We decided to let our truck's navigation system, fondly known as "Lauren," direct our path to our next stop: Lindenwald, home of Martin Van Buren, our 8th president. She gave us a choice of fastest or shortest, and as they were both the same in terms of time, we opted for shortest. Boy, were we in for a crazy but fun ride! We were directed along logging roads, heading west into the southern Albany area of New York. The compass relieved any fears...we knew our direction was correct. We never needed the 4-wheel drive on the truck, but we weren't far from engaging it a couple of times!

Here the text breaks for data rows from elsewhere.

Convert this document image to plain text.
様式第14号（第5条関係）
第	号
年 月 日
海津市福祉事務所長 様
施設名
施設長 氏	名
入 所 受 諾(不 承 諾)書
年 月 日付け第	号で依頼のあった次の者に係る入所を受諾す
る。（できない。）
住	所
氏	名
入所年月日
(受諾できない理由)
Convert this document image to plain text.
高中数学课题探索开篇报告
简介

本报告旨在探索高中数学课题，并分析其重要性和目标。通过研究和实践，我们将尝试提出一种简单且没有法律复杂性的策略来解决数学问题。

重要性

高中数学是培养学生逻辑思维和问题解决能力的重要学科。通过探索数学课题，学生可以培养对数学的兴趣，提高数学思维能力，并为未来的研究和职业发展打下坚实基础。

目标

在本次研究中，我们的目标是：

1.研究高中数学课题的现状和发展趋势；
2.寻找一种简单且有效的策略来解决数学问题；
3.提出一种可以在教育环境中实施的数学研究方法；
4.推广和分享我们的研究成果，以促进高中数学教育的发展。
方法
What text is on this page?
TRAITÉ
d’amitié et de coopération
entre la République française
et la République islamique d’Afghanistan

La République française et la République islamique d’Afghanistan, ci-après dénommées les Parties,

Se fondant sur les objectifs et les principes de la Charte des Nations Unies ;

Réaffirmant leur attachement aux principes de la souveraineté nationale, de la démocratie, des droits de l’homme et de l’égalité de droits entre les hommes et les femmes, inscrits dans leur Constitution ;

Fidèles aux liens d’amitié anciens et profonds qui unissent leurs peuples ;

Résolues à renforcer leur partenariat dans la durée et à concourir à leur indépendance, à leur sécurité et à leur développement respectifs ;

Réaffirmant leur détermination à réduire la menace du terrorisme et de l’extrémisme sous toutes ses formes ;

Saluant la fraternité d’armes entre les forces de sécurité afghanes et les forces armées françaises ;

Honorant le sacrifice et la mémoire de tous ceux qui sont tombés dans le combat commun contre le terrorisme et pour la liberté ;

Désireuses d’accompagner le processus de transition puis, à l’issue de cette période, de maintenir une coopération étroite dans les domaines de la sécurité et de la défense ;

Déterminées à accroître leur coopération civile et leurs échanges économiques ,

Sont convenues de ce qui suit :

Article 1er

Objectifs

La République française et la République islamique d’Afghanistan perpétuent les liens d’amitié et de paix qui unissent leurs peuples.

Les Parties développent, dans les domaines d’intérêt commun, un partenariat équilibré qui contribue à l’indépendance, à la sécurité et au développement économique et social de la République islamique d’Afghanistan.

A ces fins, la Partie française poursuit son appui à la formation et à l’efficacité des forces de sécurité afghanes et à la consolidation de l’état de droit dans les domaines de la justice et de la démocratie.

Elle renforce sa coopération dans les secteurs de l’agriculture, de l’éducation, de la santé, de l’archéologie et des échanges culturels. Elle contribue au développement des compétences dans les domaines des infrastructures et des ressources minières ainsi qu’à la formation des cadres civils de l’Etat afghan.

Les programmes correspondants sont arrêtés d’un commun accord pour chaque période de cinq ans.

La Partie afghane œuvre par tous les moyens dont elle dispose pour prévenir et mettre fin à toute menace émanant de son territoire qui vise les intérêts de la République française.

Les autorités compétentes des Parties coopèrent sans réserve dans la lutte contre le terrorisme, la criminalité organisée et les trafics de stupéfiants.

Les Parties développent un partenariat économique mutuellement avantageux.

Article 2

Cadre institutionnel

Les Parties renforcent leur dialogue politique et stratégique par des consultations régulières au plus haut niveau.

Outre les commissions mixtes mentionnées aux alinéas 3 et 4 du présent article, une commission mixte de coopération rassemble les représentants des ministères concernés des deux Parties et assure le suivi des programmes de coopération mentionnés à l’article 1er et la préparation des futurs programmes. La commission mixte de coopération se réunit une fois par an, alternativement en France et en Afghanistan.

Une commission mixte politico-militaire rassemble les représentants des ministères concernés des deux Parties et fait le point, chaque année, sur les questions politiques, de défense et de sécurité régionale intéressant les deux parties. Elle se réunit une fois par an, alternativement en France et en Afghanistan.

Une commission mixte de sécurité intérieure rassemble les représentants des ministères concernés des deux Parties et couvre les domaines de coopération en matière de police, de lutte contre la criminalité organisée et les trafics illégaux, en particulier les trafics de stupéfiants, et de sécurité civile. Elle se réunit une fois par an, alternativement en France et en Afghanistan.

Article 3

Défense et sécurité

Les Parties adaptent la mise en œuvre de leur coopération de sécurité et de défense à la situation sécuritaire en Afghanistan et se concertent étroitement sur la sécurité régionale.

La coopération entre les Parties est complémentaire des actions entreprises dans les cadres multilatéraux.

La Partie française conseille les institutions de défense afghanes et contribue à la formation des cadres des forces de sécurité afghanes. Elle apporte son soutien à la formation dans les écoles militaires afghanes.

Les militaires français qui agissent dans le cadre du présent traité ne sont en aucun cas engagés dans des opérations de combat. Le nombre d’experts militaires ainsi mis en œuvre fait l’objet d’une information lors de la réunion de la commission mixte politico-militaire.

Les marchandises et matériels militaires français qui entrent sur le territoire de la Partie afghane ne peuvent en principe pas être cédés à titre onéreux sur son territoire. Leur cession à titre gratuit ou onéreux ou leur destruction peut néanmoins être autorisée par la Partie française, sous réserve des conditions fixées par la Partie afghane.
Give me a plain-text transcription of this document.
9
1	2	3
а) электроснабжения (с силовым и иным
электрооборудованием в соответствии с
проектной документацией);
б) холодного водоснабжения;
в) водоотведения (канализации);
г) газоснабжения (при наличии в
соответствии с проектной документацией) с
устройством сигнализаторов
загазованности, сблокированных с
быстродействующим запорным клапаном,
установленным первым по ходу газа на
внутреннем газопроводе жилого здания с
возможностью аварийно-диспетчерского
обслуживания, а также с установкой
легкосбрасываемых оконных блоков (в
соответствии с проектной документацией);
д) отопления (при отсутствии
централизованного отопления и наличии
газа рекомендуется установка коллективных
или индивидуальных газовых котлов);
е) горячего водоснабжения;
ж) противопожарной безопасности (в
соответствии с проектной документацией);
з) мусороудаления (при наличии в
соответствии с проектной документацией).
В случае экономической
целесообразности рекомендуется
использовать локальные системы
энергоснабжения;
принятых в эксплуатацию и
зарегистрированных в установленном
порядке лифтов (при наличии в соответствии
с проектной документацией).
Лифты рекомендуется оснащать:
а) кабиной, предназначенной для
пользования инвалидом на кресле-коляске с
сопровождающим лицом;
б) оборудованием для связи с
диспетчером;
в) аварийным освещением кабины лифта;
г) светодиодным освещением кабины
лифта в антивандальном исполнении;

The Van Buren estate is quite beautiful, and there's a sad undertone to it that spoke to us. His wife died just 12 years into their young marriage, leaving him with four sons. He never remarried. A successful lawyer, he provided a comfortable existence for all of them and was, over time, a popular judge, state senator, federal senator and Secretary of State (to Andrew Jackson) before he was elected to the presidency in 1836. Just days following his inauguration in 1837, the banking system collapsed, mostly due to overextension on land deals that were grossly inflated. Sound familiar? His term was clouded by the disaster, and his two subsequent runs for the presidency were failures.

Van Buren purchased Lindenwald while in his term as president, and over the years he and his sons ordered many modifications and improvements to the house, including doubling its size, changing the exterior to an Italianate design, and the additions of a "modern" kitchen, laundry room and a four-story tower from which his fields and orchards were visible. In his retirement years, he enjoyed his life as a "gentleman farmer," surrounded by his sons and their families.

One fact we found particularly interesting about Van Buren: he was the first president born under the United States flag; all previous presidents had been born into British citizenship in the colonies.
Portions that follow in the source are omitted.